Benvenuti nel cuore di una delle civiltà più longeve ed evolute dell'umanità. L'Impero romano non fu solo un dominio territoriale vasto che copriva cinque continenti o la metà della mappa del Mediterraneo; fu l'archetipo stesso dello Stato moderno, basato sul diritto e sull'amministrazione centrale. Oggi vi invito a immaginare questo impero non attraverso mappe poligonali di confini militari, ma come una colossale macchina economica ed umana che per oltre un millennio ha mantenuto uniti popoli diversi grazie alla stessa lingua latina e alle stesse monete.

Contesto Storico

L'Impero romano nacque non da una semplice conquista militare, ma dal progressivo consolidamento del potere su aree vastissime dell'Eurasia-Africa. Dopo secoli di guerre civili che avevano frantumato la Repubblica Romana tra dittatori e triumviri, Ottaviano (successivamente Augusto) impose un ordine duraturo nel 27 a.C., stabilizzando lo Stato come principato sotto una forma amministrativa flessibile ma potente. Questa fase iniziale fu cruciale perché permise l'integrazione di territori diversi senza cancellarne le identità locali, creando uno spazio comune dove denaro e leggi potevano circolare.

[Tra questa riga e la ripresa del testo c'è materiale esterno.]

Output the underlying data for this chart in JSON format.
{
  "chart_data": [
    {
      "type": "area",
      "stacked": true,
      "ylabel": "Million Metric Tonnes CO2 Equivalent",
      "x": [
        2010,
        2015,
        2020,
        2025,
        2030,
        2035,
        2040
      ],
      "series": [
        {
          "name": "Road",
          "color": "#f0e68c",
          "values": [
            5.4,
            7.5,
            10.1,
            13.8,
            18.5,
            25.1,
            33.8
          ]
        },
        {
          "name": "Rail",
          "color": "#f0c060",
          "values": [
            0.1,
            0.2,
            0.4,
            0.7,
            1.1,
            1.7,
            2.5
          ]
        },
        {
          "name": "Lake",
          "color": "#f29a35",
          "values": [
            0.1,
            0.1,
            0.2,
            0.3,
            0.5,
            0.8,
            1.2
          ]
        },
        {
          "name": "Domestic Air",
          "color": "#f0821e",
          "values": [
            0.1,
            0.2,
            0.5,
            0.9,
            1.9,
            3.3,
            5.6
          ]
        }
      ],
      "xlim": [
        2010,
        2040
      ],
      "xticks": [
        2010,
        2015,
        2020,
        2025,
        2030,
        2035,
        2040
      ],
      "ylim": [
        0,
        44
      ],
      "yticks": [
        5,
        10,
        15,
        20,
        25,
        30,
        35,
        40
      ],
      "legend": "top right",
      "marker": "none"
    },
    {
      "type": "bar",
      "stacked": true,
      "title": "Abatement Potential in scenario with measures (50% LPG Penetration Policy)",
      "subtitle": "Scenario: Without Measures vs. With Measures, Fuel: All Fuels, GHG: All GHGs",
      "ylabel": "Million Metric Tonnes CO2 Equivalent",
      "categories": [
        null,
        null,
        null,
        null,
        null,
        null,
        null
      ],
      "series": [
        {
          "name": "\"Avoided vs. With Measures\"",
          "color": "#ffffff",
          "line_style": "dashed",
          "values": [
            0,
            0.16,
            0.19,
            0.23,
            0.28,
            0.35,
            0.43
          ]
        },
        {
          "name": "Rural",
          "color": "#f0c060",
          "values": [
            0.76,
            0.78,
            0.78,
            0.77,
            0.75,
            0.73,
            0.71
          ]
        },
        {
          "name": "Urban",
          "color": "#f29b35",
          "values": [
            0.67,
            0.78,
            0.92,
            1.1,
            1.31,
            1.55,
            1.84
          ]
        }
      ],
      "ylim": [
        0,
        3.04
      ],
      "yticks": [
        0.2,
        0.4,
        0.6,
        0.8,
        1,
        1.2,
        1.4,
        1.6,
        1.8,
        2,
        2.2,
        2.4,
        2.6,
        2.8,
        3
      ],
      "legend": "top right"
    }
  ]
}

Sotto i successivi imperatori, specialmente Traiano nel 117 d.C., il dominio raggiunse la sua massima estensione fisica, abbracciando regioni che oggi sono in Europa meridionale, Nord Africa ed Asia Minore. Questo enorme sistema economico richiedeva un controllo monetario sofisticato per funzionare: l'esercito romano viaggiava dalle coste del Portogallo fino alle rive dell'Egitto o della Siria portando con sé la moneta romana come mezzo di scambio universale e standardizzato.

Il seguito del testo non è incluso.